Last weekend I took a long drive to see some friends I've not seen for about a year and a half, I'm not a very good friend, luckily Racheal and Simon are! We spent Saturday catching up and popping in to town for a few bits and bobs for going out in the evening, yey! Simon's a great photographer and took a few pics of me before heading out, somehow he managed to take a couple of good shots - given the subject ;)
We went in to Nottingham for the evening, first stop was the Pit & Pendulum which I really enjoyed as they were playing some really good music - I can't help being a rock-chick - even if I don't look like one always. Plus there were loads of Pirates loitering, yaaaaah! After a few drinks we moved on to @d2 which is about a 5-10 minute walk, ordinarily would be nice punctuation to an evening however on this occasion it was a bit fresh. @d2 is more trendy than the Pit & Pendulum, in that it is trendy, we had a few more drinks before NG1 opened, it's literally next door so only brief exposure to the Northern-bite.
Before heading out - Photo by Simon Ross
Now the best part about NG1 is that I got asked for ID!! I was quite shocked and flattered, I didn't have any ID on me so I had to flutter my eyelids and try and convince the bouncer I was of age - somehow I managed it, phew!
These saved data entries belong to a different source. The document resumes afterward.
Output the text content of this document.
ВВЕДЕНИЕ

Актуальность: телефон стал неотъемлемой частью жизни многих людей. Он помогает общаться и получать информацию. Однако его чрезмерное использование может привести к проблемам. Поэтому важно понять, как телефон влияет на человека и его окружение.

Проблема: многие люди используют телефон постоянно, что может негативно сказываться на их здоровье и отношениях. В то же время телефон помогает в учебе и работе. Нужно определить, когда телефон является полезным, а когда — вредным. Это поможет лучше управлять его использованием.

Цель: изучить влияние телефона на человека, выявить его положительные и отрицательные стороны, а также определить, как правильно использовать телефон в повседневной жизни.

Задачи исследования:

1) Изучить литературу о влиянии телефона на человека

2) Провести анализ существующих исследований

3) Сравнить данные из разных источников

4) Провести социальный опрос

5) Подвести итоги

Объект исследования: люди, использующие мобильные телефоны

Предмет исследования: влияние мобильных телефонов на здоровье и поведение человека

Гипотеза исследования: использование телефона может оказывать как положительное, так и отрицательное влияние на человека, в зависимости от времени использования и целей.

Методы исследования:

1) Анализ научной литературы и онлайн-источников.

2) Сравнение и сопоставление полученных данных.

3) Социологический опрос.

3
The club's really cool, there are various rooms with different music not to mention a couple of chill out areas, it didn't really get too busy even towards the end of our stay.
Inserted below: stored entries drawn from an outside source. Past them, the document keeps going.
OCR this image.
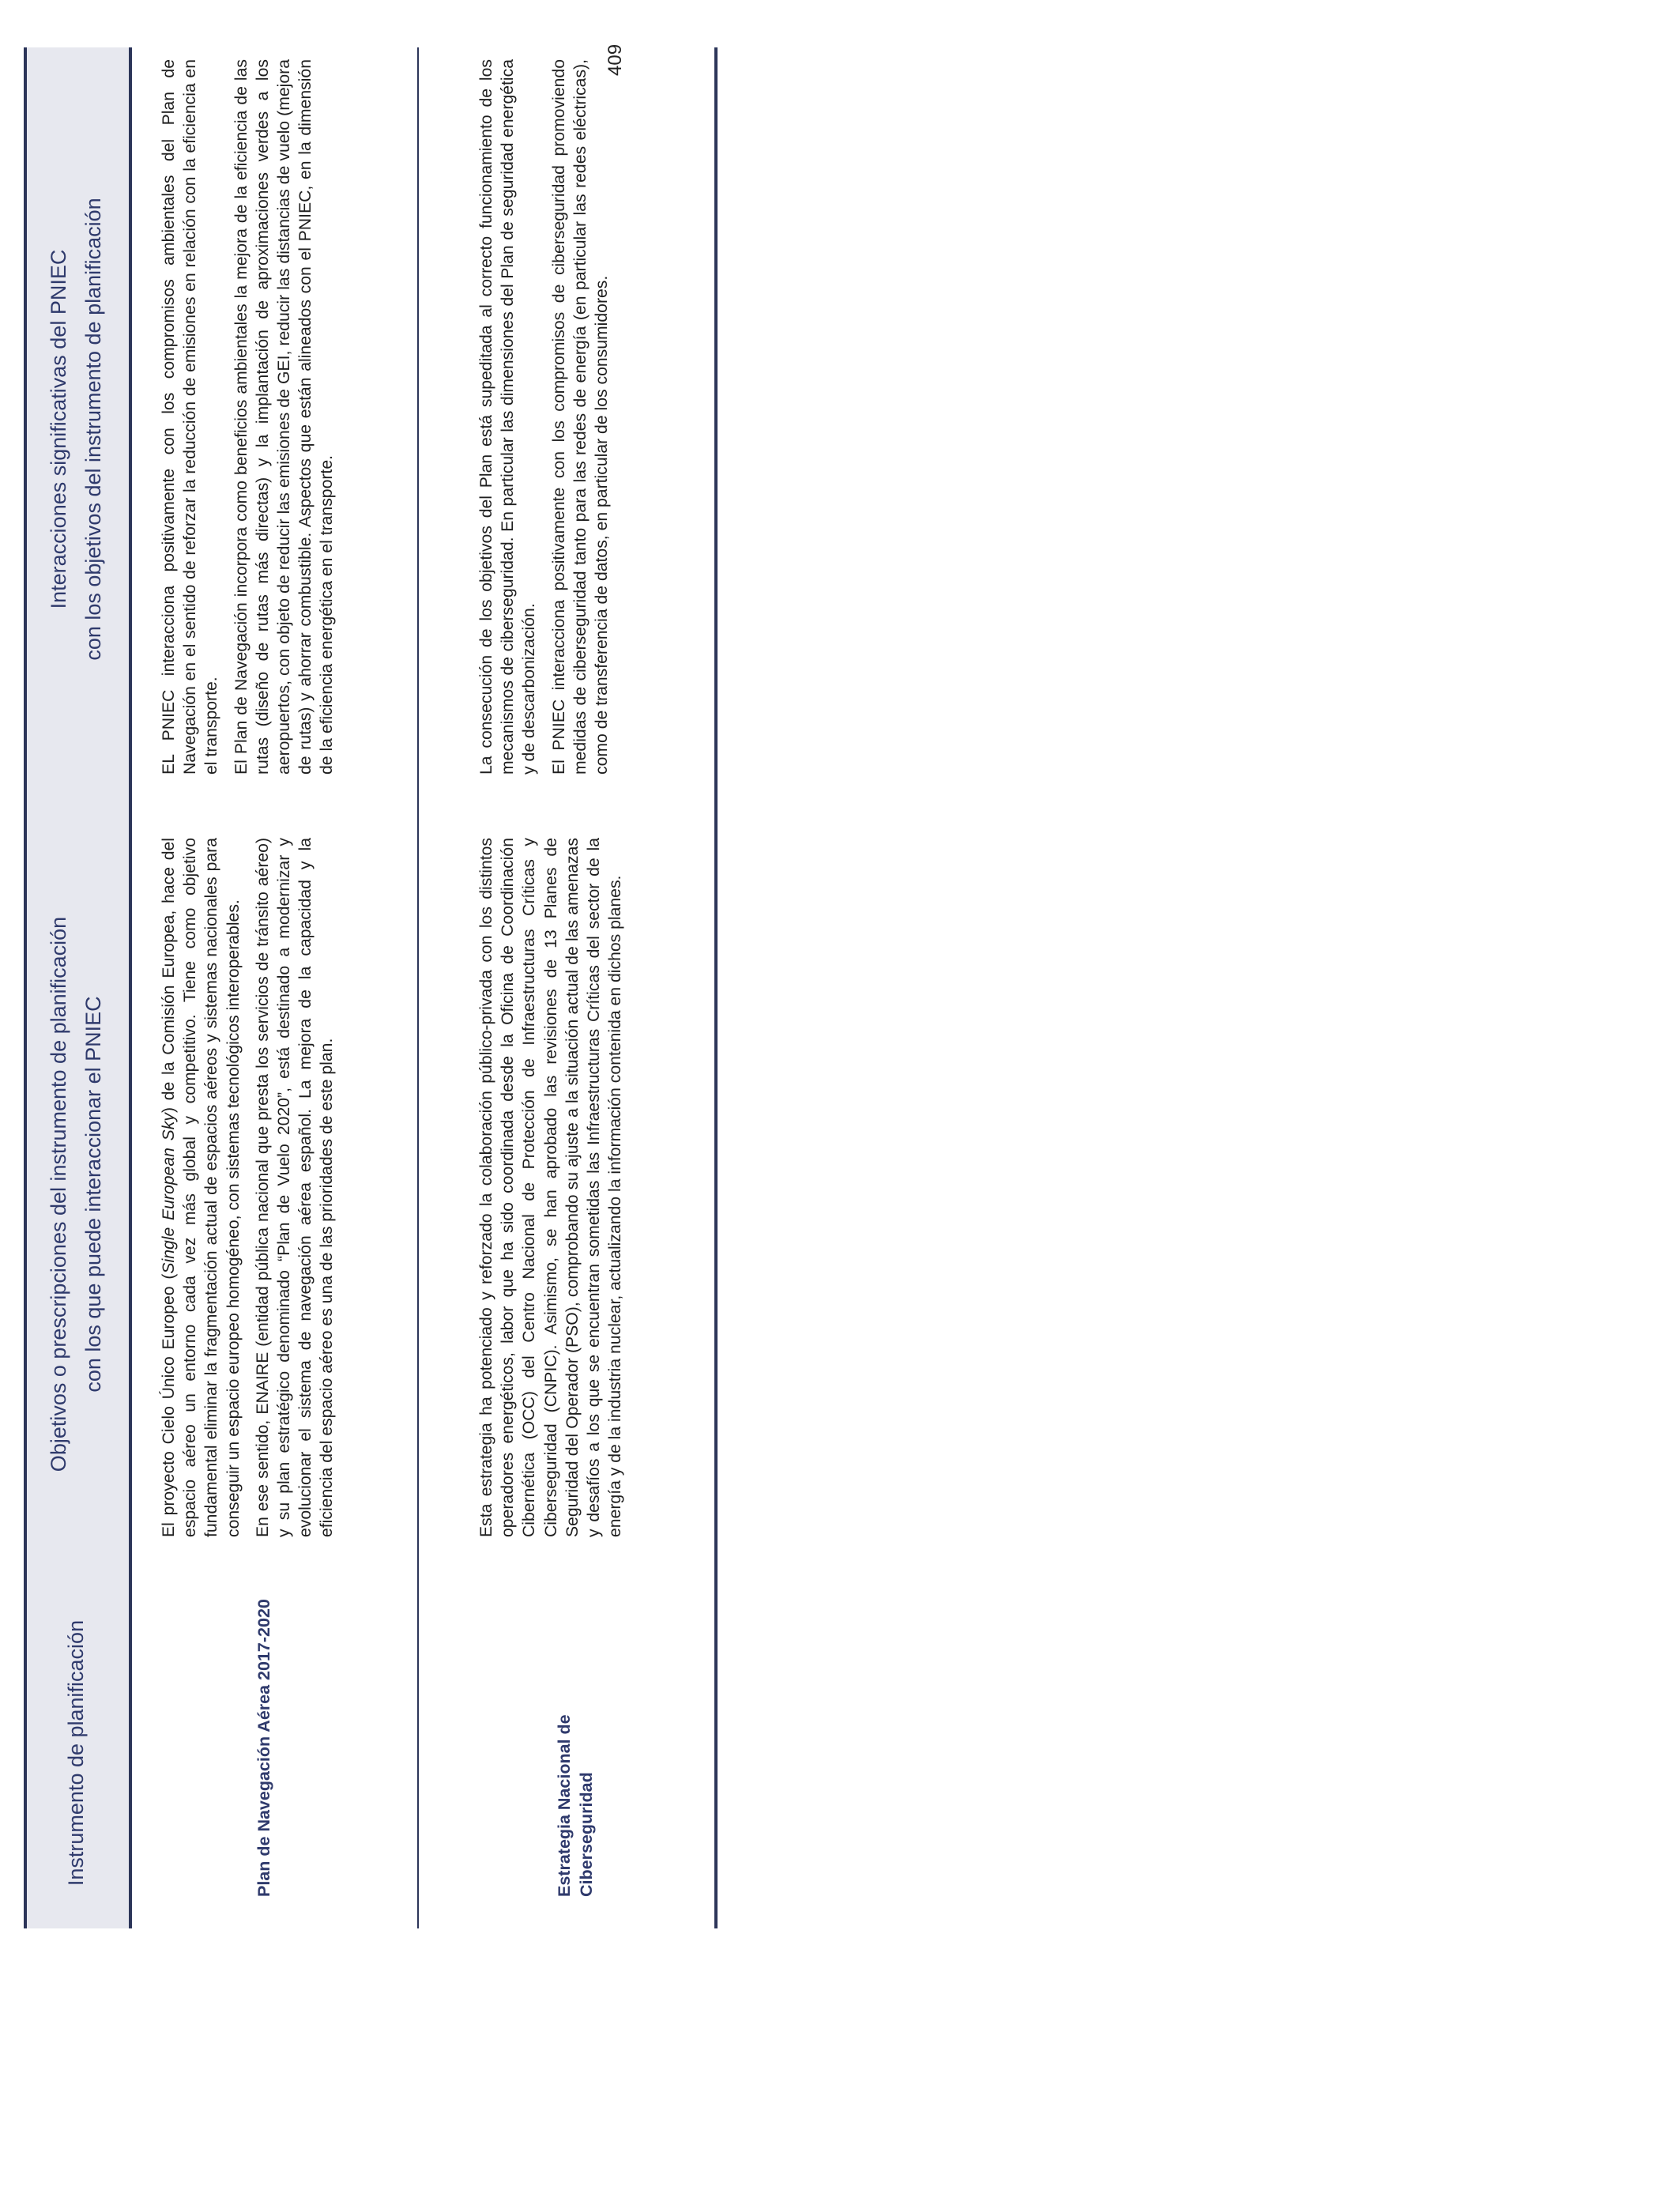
Instrumento de planificación
Objetivos o prescripciones del instrumento de planificación con los que puede interaccionar el PNIEC
Interacciones significativas del PNIEC con los objetivos del instrumento de planificación
Plan de Navegación Aérea 2017-2020

El proyecto Cielo Único Europeo (Single European Sky) de la Comisión Europea, hace del espacio aéreo un entorno cada vez más global y competitivo. Tiene como objetivo fundamental eliminar la fragmentación actual de espacios aéreos y sistemas nacionales para conseguir un espacio europeo homogéneo, con sistemas tecnológicos interoperables. En ese sentido, ENAIRE (entidad pública nacional que presta los servicios de tránsito aéreo) y su plan estratégico denominado “Plan de Vuelo 2020”, está destinado a modernizar y evolucionar el sistema de navegación aérea español. La mejora de la capacidad y la eficiencia del espacio aéreo es una de las prioridades de este plan.

EL PNIEC interacciona positivamente con los compromisos ambientales del Plan de Navegación en el sentido de reforzar la reducción de emisiones en relación con la eficiencia en el transporte. El Plan de Navegación incorpora como beneficios ambientales la mejora de la eficiencia de las rutas (diseño de rutas más directas) y la implantación de aproximaciones verdes a los aeropuertos, con objeto de reducir las emisiones de GEI, reducir las distancias de vuelo (mejora de rutas) y ahorrar combustible. Aspectos que están alineados con el PNIEC, en la dimensión de la eficiencia energética en el transporte.

Estrategia Nacional de Ciberseguridad

Esta estrategia ha potenciado y reforzado la colaboración público-privada con los distintos operadores energéticos, labor que ha sido coordinada desde la Oficina de Coordinación Cibernética (OCC) del Centro Nacional de Protección de Infraestructuras Críticas y Ciberseguridad (CNPIC). Asimismo, se han aprobado las revisiones de 13 Planes de Seguridad del Operador (PSO), comprobando su ajuste a la situación actual de las amenazas y desafíos a los que se encuentran sometidas las Infraestructuras Críticas del sector de la energía y de la industria nuclear, actualizando la información contenida en dichos planes.

La consecución de los objetivos del Plan está supeditada al correcto funcionamiento de los mecanismos de ciberseguridad. En particular las dimensiones del Plan de seguridad energética y de descarbonización. El PNIEC interacciona positivamente con los compromisos de ciberseguridad promoviendo medidas de ciberseguridad tanto para las redes de energía (en particular las redes eléctricas), como de transferencia de datos, en particular de los consumidores.

409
Throughout the whole night I didn't feel uncomfortable being out in Nottingham, there were no comments, just a really enjoyable night with friends - how it should be!
Thanks to Racheal and Simon for the lovely weekend, I look forward to seeing you both again soon.
I decided to have a day to myself and get some house work done, I'd make a great little house wife keeping the house clean and tidy, doing the washing and the cooking. I just need a prince (or preferably a princess) to come and whisk me off my feet away from the responsibilities of my current life, I do hope it's an electric whisk too.
Mooching around the house
It's a lovely day out, I'd be tempted to go out if I wasn't so worried about being read/recognised, I've more than enough to keep me occupied so it's not too much of an issue. I think I'll be a lot more confident when I've had some Laser done on my face - ZZZzzzap!
I think I've had a revelation, I'm pretty sure I'm TS, I've been thinking about it for a while as I'm sure you may have guessed so I will be certainly seeing a doctor pretty soon - watch this space. I don't think I'll need to tell work just yet but I think I'll have to about <6 months in to taking hormones - eek! :D So everyone that's told me over the last couple of years that I'm TS and I said "Hmmmm I'm not sure", well you're right. I feel like I've hit a milestone (in my mind at least), I feel like I can make some assertive steps now. It's all going to be very exciting and scary, there will be highs and there will be lows I'm not fooling myself about that but I think I'm on the right track now.
Enough waffle, I need to sort out my clothes and put some washing on.
I've been pretty busy recently, no rest for the wicked so it seems. I did manage to get up to Lucy's Welcome Home Party which was great fun and amazing to see everyone, I've not been out in Brumlington for such a long while. I drove furiously to get there straight from work and some how I managed it in a reasonable time giving me a few minutes to get myself showered, changed and to the party, I must add I was greeted with a beautiful smile and glass of wine courtesy of Chloe. I was pretty much the last person to arrive (fashionably late is how I see it) although I don't think anyone was worried, it was fab to catch up with everyone and meet some new people.
We also went out to the usual: The Loft and on to The Village a bit later on. I won't bore with details but it was a great night even if I was caught by the paparazzi.
I have some good news, I've booked an appointment for a "Laser" session, so I've got to go and do another tester patch as it's with a different clinic to before. I'm trying to build up my courage to go and see a professional about me being gender dysphoric, gender variant, transvestite, transgendered or transsexual - delete as appropriate.
I'm not sure if I wanted to write anything else, I'll do another post if I remember something. Alan, sorry for any concern caused... I typed the title title and pressed enter which posted a blank post.